A Trump-admiring millionaire lawyer who campaigned as a political outsider has won Colombia's presidency by the narrowest of margins, capping a dramatic swing back to the right in a nation that just four years ago elected its first-ever leftwing government.
Abelardo de la Espriella, a far-right political newcomer endorsed by Donald Trump, defeated leftwing senator Iván Cepeda in Sunday's runoff with 49.66% of the vote to Cepeda's 48.7% — a gap of roughly 250,830 ballots out of more than 26 million cast, according to preliminary results. The margin was even thinner than the first round three weeks earlier, when de la Espriella led by 673,000 votes.
Cepeda's camp alleged vote-count irregularities, but the results held through the preliminary tally.
The victory marks Colombia as the latest domino in a regional realignment that has seen right-wing populists sweep into power from Argentina to Honduras.
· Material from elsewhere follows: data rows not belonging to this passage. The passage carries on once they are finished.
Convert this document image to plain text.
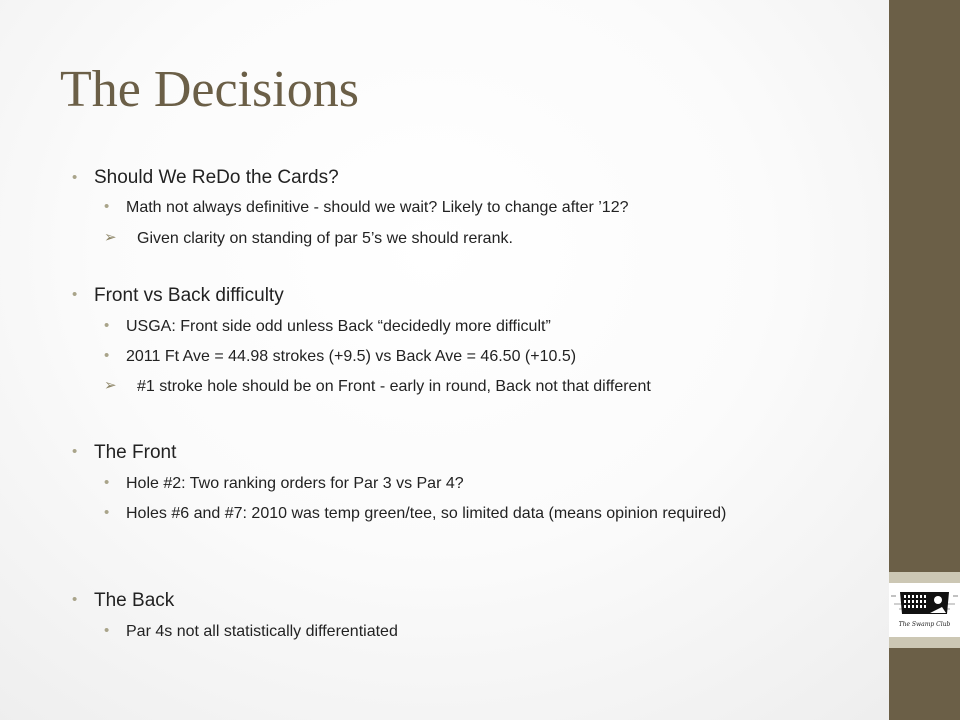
The Swamp Club
The Decisions
• Should We ReDo the Cards?
• Math not always definitive - should we wait? Likely to change after ’12?
➢ Given clarity on standing of par 5’s we should rerank.
• Front vs Back difficulty
• USGA: Front side odd unless Back “decidedly more difficult”
• 2011 Ft Ave = 44.98 strokes (+9.5) vs Back Ave = 46.50 (+10.5)
➢ #1 stroke hole should be on Front - early in round, Back not that different
• The Front
• Hole #2: Two ranking orders for Par 3 vs Par 4?
• Holes #6 and #7: 2010 was temp green/tee, so limited data (means opinion required)
• The Back
• Par 4s not all statistically differentiated
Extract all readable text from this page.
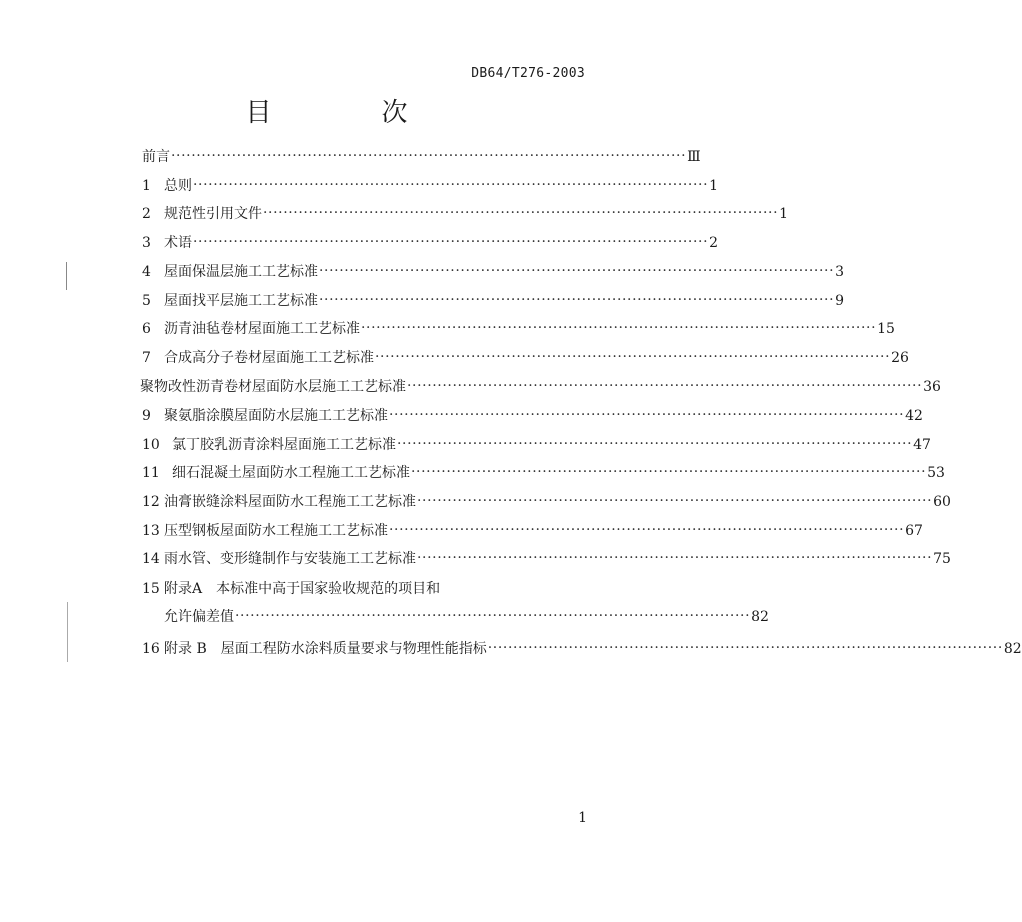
DB64/T276-2003
目　次
前言 ······································································································ Ⅲ
1 总则 ······································································································ 1
2 规范性引用文件 ······································································································ 1
3 术语 ······································································································ 2
4 屋面保温层施工工艺标准 ······································································································ 3
5 屋面找平层施工工艺标准 ······································································································ 9
6 沥青油毡卷材屋面施工工艺标准 ······································································································ 15
7 合成高分子卷材屋面施工工艺标准 ······································································································ 26
聚物改性沥青卷材屋面防水层施工工艺标准 ······································································································ 36
9 聚氨脂涂膜屋面防水层施工工艺标准 ······································································································ 42
10 氯丁胶乳沥青涂料屋面施工工艺标准 ······································································································ 47
11 细石混凝土屋面防水工程施工工艺标准 ······································································································ 53
12 油膏嵌缝涂料屋面防水工程施工工艺标准 ······································································································ 60
13 压型钢板屋面防水工程施工工艺标准 ······································································································ 67
14 雨水管、变形缝制作与安装施工工艺标准 ······································································································ 75
15 附录A　本标准中高于国家验收规范的项目和
允许偏差值 ······································································································ 82
16 附录 B　屋面工程防水涂料质量要求与物理性能指标 ······································································································ 82
1
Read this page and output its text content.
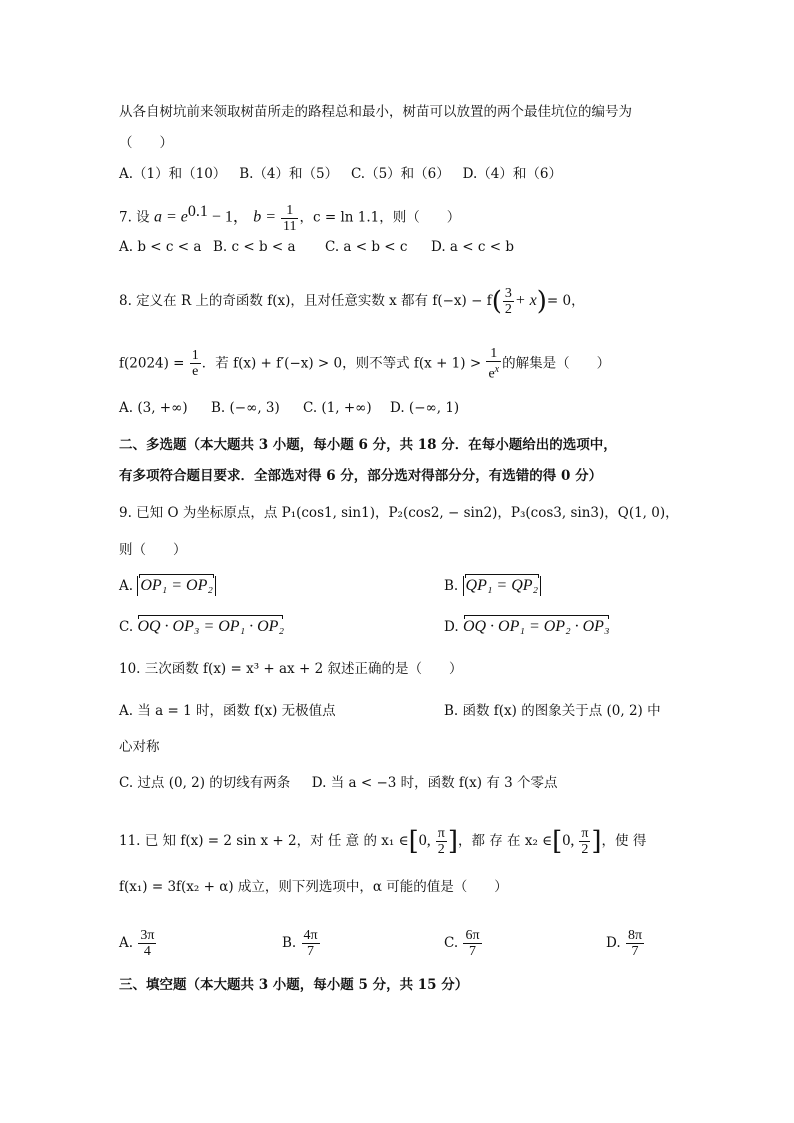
从各自树坑前来领取树苗所走的路程总和最小，树苗可以放置的两个最佳坑位的编号为
（　　）
A.（1）和（10） B.（4）和（5） C.（5）和（6） D.（4）和（6）
7. 设 $a = e^{0.1} - 1$， $b = \frac{1}{11}$ ，c = ln 1.1，则（　　）
A. b < c < a B. c < b < a C. a < b < c D. a < c < b
8. 定义在 R 上的奇函数 f(x)，且对任意实数 x 都有 $f(-x) - f( \frac{3}{2} + x)= 0$，
$f(2024) = \frac{1}{e}$ ．若 f(x) + f′(−x) > 0，则不等式 $f(x + 1) > \frac{1}{e^x}$ 的解集是（　　）
A. (3, +∞) B. (−∞, 3) C. (1, +∞) D. (−∞, 1)
二、多选题（本大题共 3 小题，每小题 6 分，共 18 分．在每小题给出的选项中，
有多项符合题目要求．全部选对得 6 分，部分选对得部分分，有选错的得 0 分）
9. 已知 O 为坐标原点，点 P₁(cos1, sin1)，P₂(cos2, − sin2)，P₃(cos3, sin3)，Q(1, 0)，
则（　　）
A. OP₁ = OP₂	B. QP₁ = QP₂
C. OQ · OP₃ = OP₁ · OP₂	D. OQ · OP₁ = OP₂ · OP₃
10. 三次函数 f(x) = x³ + ax + 2 叙述正确的是（　　）
A. 当 a = 1 时，函数 f(x) 无极值点	B. 函数 f(x) 的图象关于点 (0, 2) 中
心对称
C. 过点 (0, 2) 的切线有两条 D. 当 a < −3 时，函数 f(x) 有 3 个零点
11. 已 知 f(x) = 2 sin x + 2，对 任 意 的 x₁ ∈[0, $\frac{\pi}{2}$ ]，都 存 在 x₂ ∈[0, $\frac{\pi}{2}$ ]，使 得
f(x₁) = 3f(x₂ + α) 成立，则下列选项中，α 可能的值是（　　）
A. $\frac{3\pi}{4}$	B. $\frac{4\pi}{7}$	C. $\frac{6\pi}{7}$	D. $\frac{8\pi}{7}$
三、填空题（本大题共 3 小题，每小题 5 分，共 15 分）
France24 reported that outside of Brazil and Mexico — where left-leaning presidents Luiz Inácio Lula da Silva and Claudia Sheinbaum hold power — nearly every presidential palace in Latin America is now occupied by a tough-talking right-winger.
The Bukele blueprint
The archetype was forged in El Salvador, where President Nayib Bukele has jailed nearly two percent of the population in a crackdown on gangs and remains astronomically popular across the region. His model — an outsider offering seemingly simple solutions to crime, stagnation, and discredited political elites — has been adopted wholesale by a new generation of candidates.
Some Colombian commentators have jokingly dubbed de la Espriella the "Temu Bukele." His campaign promised an "iron fist" approach against the criminal and guerrilla groups that have fueled Colombia's decades-long armed conflict.
Lisa Zanotti, a far-right politics researcher at Budapest's CEU Democracy Institute, told AFP that Latin America's presidential systems make the region especially fertile ground for outsider candidates. "Presidential elections allow political entrepreneurs to bypass weak or discredited parties and construct a direct relationship with voters," she said.
What comes next
De la Espriella inherits a nation where the 2016 peace deal with the FARC remains fragile and where splinter groups and drug-trafficking organizations still control significant territory. His hardline security posture represents a sharp break from the outgoing administration's approach — and signals that the region's rightward shift is still gathering momentum.
The question now is whether the trend that swept Bukele into power in El Salvador, propelled Javier Milei in Argentina, and delivered Honduras and now Colombia to the right will prove durable — or whether it's a pendulum swing fueled by outsider charisma rather than durable ideology.
For now, the momentum is unmistakable. And in Bogotá, the latest outsider has the keys to the palace.